"Your medicine is called Olanzapine. Pronounced 'o-lan-za-peen,'" says the lime green kids' brochure for the antipsychotic Zyprexa, published by Britain's National Health Service (NHS). "Many children, teenagers and young people need to take medicines prescribed by doctors to help them stay well and healthy," says the text amid cartoons of happy children skating, roller blading and playing soccer.
Similar brochures educate children about "ris-perry-done" (Risperdal), another antipsychotic and "ato-mox-e-teen" (Strattera), an ADHD drug. But when mental health advocate Ben Hansen tried to "educate" US children further by posting the brochures on his web site bonkersinstitute.org, he got a love letter from the NHS.

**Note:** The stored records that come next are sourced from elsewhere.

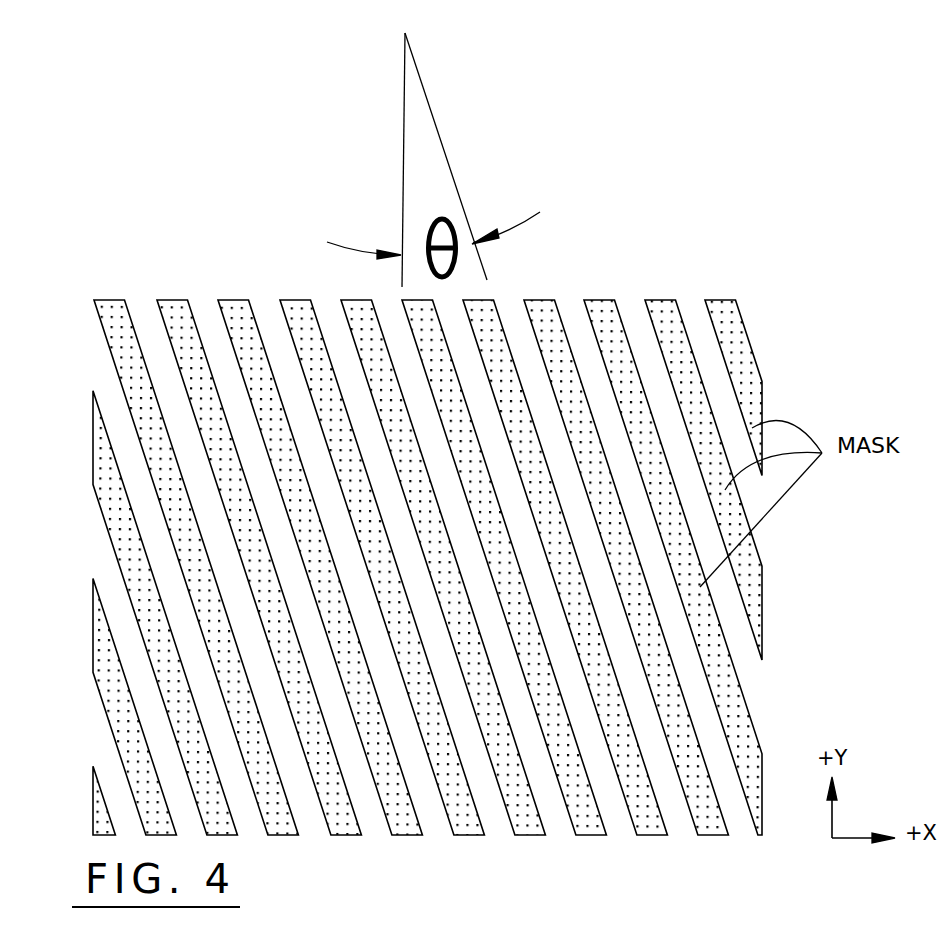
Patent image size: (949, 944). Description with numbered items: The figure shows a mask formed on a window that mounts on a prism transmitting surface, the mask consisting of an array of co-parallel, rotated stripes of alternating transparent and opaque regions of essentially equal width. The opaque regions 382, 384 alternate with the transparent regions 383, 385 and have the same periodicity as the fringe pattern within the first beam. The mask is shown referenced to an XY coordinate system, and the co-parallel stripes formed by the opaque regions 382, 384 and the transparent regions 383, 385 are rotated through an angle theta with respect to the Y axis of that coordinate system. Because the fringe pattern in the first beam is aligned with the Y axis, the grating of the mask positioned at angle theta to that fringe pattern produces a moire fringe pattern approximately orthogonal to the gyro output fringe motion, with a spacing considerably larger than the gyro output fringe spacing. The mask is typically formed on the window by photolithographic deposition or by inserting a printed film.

The opaque region 382 is at (598, 310).
The transparent region 383 is at (632, 315).
The opaque region 384 is at (658, 315).
The transparent region 385 is at (690, 315).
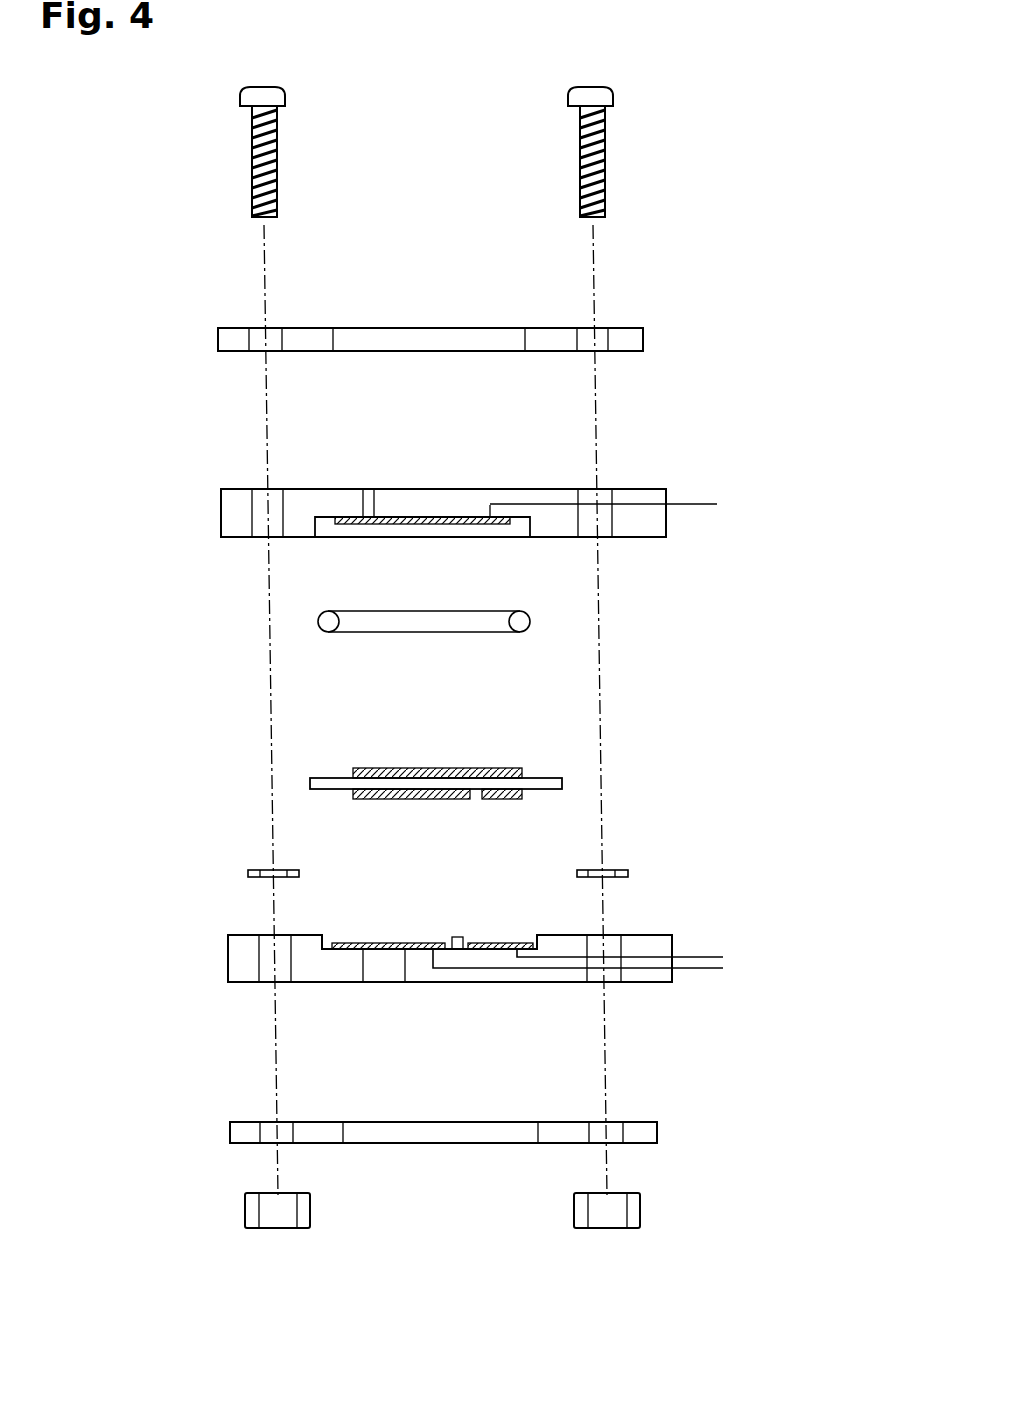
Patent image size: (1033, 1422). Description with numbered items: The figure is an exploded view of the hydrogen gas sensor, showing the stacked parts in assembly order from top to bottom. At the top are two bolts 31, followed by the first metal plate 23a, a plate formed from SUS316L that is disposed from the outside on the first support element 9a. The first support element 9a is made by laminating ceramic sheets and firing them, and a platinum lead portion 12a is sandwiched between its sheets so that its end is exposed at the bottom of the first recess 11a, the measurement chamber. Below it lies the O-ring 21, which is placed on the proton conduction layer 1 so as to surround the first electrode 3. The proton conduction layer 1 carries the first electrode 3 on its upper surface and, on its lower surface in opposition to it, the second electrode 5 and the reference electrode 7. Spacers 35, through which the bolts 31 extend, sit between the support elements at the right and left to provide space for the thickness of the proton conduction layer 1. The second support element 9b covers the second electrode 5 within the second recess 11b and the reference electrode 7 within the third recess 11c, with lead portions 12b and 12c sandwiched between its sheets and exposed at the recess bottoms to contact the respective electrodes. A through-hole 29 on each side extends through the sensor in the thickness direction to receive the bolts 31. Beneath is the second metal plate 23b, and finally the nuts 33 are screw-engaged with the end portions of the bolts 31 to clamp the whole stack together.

The bolt 31 is at (278, 155).
The first metal plate 23a is at (640, 330).
The first support element 9a is at (632, 494).
The lead portion 12a is at (697, 500).
The first recess 11a is at (318, 520).
The O-ring 21 is at (448, 612).
The first electrode 3 is at (423, 768).
The proton conduction layer 1 is at (535, 778).
The second electrode 5 is at (423, 800).
The reference electrode 7 is at (503, 800).
The spacer 35 is at (620, 870).
The second recess 11b is at (322, 940).
The third recess 11c is at (533, 943).
The second support element 9b is at (650, 943).
The lead portion 12c is at (703, 956).
The lead portion 12b is at (703, 970).
The through-hole 29 is at (262, 963).
The second metal plate 23b is at (266, 1145).
The nut 33 is at (280, 1220).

"I have been informed that you are using our leaflets on your web-site," wrote Deputy Chief Pharmacist with the Central and North West London NHS Trust Sue Eccles in an email this month. "Our objective is [sic] provide written materials to support the verbal counselling given by healthcare professionals -- they are not meant to stand alone as sources of information," says Eccles requesting that only the "front page and our contact details," be shown.
Unfortunately, the NHS caught Hansen on a day he didn't take his meds. "We posted the NHS leaflets to stimulate public scrutiny of your agency," replied Hansen, who writes under the pseudonym Methodius Isaac Bonkers, MD. "We call upon the NHS to stop promoting harmful psychotropic drugs for children. In a spirit of full disclosure and transparency, we have now posted your letter as well."
No wonder Hansen's four-year-old site, the Bonkers Institute, is considered a leader in sunshine activism. Hansen's zeal for unearthing and posting pharma sleight-of-hand even landed him on the front page of the New York Times two years ago in an article called,
"In Some States, Maker Oversees Use of Its Drug."
Twenty states take advantage of the Pharmacy Quality Improvement Project, a "free" program from Eli Lilly that shows states how to save money on...drugs from Eli Lilly. But Hansen, says the Times "obtained documents through a Freedom of Information request that showed a Lilly account executive had asked to take part in planning sessions and offered to have Lilly representatives brief doctors."